Over the next two days, Trump repeatedly tried to prove that his warning to Alabama had been correct by noting that early forecasts suggested either that Alabama might be in Dorian’s path or, later, that it might see some higher wind as a result of the storm. But at the time of Trump’s tweet, it simply wasn’t the case that Dorian was headed to Alabama or that the state would be “hit (much) harder than anticipated.” At the time, in fact, there wasn’t even really much of a chance that Alabama would see any effects from the storm, as the National Weather Service suggested.

Why Trump thought Alabama was at risk wasn’t clear. He was briefed by the Federal Emergency Management Agency later in the day Sunday after spending a chunk of Saturday playing golf at his private course in Virginia. The idea that Alabama was at risk had faded by then.

Why he continued to insist that his tweet was correct is another question entirely. But on Friday morning, we got one answer, as Trump tweeted an excoriation of the media’s tedious insistence on reflecting reality.

“The Fake News Media was fixated on the fact that I properly said, at the beginnings of Hurricane Dorian, that in addition to Florida & other states, Alabama may also be grazed or hit,” Trump wrote — though the tweet came after Dorian was already threatening the Bahamas. “They went Crazy, hoping against hope that I made a mistake (which I didn’t)." He did.

“Check out maps,” he continued, though maps make clear that, at the time of his tweet, Alabama wasn’t at risk.

Then, a transition: This was just another example of the media being out to get him.

“This nonsense has never happened to another President,” he wrote. “Four days of corrupt reporting, still without an apology. But there are many things that the Fake News Media has not apologized to me for, like the Witch Hunt, or SpyGate! The LameStream Media and their Democrat partner should start playing it straight. It would be so much better for our Country!”

It’s hard to overstate the importance of this and similar arguments to Trump’s politics. Trump, according to Trump, is uniquely targeted by the news media, a function of the media’s purported alliance with Trump’s political opponents. The reality, of course, is primarily that Trump is willing to make untrue and misleading claims with far less trepidation than past presidents. Or, really, mayors. Or dog catchers.

This serves him well in two ways: It misrepresents at-times unflattering information for his base of supporters; and it continues to foster the exact argument made above — that he is at war with the media, and vice versa. That sentiment then endears him to his base even more. To the extent that his appeal is rooted in a sense that cultural forces are pushing his supporters away, Trump’s battle with the media is a battle directly against those forces.

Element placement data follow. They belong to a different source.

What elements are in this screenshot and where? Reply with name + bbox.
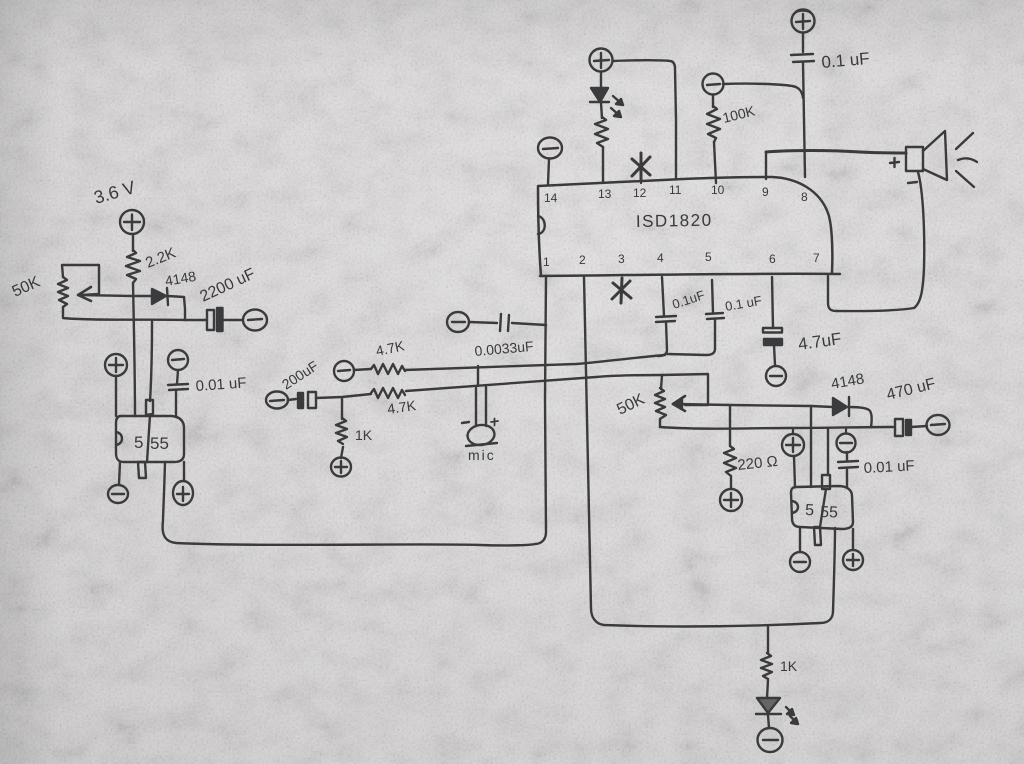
svg-text:55: 55 — [150, 434, 169, 453]
svg-text:1K: 1K — [780, 658, 798, 674]
svg-text:2: 2 — [579, 253, 586, 267]
svg-text:1K: 1K — [355, 427, 373, 443]
svg-text:1: 1 — [543, 255, 550, 269]
svg-text:12: 12 — [633, 186, 647, 200]
svg-text:5: 5 — [134, 433, 143, 452]
svg-text:5: 5 — [705, 250, 712, 264]
svg-text:5: 5 — [805, 502, 815, 519]
svg-text:7: 7 — [813, 251, 820, 265]
svg-text:6: 6 — [769, 252, 776, 266]
svg-text:0.01 uF: 0.01 uF — [195, 374, 247, 395]
svg-text:ISD1820: ISD1820 — [636, 211, 713, 231]
svg-text:0.01 uF: 0.01 uF — [863, 457, 915, 477]
svg-text:4: 4 — [657, 251, 664, 265]
svg-text:11: 11 — [669, 183, 682, 197]
svg-text:mic: mic — [468, 447, 496, 463]
svg-text:3: 3 — [618, 252, 625, 266]
svg-text:13: 13 — [598, 187, 612, 201]
svg-text:9: 9 — [762, 185, 769, 199]
svg-text:8: 8 — [801, 190, 808, 204]
svg-text:14: 14 — [544, 191, 558, 205]
svg-text:10: 10 — [711, 183, 725, 197]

And we arrive at Friday, when Trump’s insistence about the threat faced by Alabama — a nearly paralyzing insistence that involved a personal appeal to a reporter from his favorite news outlet — has evolved into a by-the-book war between Trump and the press. Trump can’t win the debate on the merits, which has often proved to be the case in his battles with reporters. So it gets swept into this broader narrative of how the media is out to get him.

There’s a coda to this that was probably predictable from the moment that the media began focusing on Trump’s marker-altered map.

The Alabama fight is now about pitting Trump against the hated cultural elites and making a bit of cash for the campaign at the same time. If you can’t win a debate on the merits, you might as well put it to use in other ways.